Cast iron is great, and very very useful.
It's basically the opposite of why you buy a copper pan: the copper pan heats and cools quickly, so if you use a gas burner and need something JUST RIGHT it won't keep sending heat into the food once you shut off the gas. Cast iron on the other hand heats up relatively slowly, but keeps that heat evenly all through the pan.
It's awesome for woks, which are great versatile pans even for camping, skillets, ovens, you name it. One of the best features is that even if you want to bake something, the iron transfers the heat so well to the rest of the pan that you only really need one direction of heat; from the bottom on the stove, or from the sides with charcoal in a pit.
Like a couple people have said, cook non-goopy fatty stuff like steaks and bacon for the first dozen times you cook in the pan. A lot of people like bacon fat to break in their pan. If someone in your family is a hardcore vegetarian, just use corn or canola oil padded all over the pan with a paper towel. You can speed things up by coating the whole pan lightly in oil and throwing it in the oven three times; first at 375 and cool, repat oil, then 425 and cool, repat oil, and then 450 or 475 and cool. It will smoke at the hot temperature, but you're not hurting the pan. Once it's cool, slather it in oil again and put it away.

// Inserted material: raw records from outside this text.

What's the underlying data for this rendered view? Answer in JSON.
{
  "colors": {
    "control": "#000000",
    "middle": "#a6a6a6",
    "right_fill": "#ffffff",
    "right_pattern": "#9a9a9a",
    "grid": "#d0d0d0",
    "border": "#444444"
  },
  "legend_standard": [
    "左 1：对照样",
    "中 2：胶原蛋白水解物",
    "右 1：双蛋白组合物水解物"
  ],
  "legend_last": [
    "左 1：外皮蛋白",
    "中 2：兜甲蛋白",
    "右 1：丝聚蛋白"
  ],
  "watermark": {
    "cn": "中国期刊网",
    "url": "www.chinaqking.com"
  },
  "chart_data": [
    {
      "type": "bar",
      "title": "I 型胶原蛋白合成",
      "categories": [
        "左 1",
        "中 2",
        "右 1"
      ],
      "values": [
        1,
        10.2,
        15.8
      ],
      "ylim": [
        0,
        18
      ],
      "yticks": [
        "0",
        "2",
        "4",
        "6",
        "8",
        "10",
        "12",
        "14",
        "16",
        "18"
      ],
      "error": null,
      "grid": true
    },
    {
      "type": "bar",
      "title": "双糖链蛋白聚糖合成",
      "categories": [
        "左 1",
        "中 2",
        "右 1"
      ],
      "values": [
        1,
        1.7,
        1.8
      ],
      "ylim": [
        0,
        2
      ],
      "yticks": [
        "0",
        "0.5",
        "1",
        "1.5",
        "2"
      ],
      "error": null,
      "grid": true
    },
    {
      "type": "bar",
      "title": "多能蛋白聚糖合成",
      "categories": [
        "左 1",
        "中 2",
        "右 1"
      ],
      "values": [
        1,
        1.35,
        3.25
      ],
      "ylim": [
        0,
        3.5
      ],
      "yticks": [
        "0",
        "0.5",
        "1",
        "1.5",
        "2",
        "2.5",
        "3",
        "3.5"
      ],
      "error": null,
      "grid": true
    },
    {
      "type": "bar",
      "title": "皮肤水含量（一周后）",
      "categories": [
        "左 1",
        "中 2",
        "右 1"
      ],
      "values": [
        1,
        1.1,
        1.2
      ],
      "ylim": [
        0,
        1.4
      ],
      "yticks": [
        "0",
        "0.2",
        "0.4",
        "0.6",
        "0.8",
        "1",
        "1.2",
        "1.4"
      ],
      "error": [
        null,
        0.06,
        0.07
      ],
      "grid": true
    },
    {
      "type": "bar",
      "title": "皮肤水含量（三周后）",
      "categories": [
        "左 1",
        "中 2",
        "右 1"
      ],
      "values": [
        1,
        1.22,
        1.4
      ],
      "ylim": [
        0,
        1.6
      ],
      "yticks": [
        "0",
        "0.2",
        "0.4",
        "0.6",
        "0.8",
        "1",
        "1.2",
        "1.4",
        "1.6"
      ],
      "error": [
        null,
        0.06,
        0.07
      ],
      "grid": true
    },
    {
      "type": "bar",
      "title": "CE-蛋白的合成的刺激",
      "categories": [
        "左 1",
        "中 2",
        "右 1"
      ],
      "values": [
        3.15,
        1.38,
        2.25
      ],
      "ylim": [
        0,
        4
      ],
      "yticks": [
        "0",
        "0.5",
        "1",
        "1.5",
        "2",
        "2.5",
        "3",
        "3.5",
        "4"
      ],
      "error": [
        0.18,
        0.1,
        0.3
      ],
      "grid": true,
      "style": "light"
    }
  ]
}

You can use soap, but make sure you don't use too much or for long; just enough to cut the grease from cooking, and then wash it off. Never use a scrubber if you can help it, or you'll have to reseason. If you have to reaseason, big deal, just fry some bacon a couple times.
Lodge is great, but they aren't enameled. If you want to cook your food and put it in the fridge in the pan, even a seasoned pan will rust and flavor the food; you'll also have to scrape the rust off. Enamel pans let you cook whatever you want without rusting or flavoring the food. For example let's say you cook up a nice tomato sauce and are too lazy to put it in tupperware.
There's a couple brands from france that are just as good as le creuset, but much cheaper, I can't think of their names. Also Lodge makes a couple lines of enamel that's made in Switzerland or something.
After washing, pat the pans down and dry them upside down.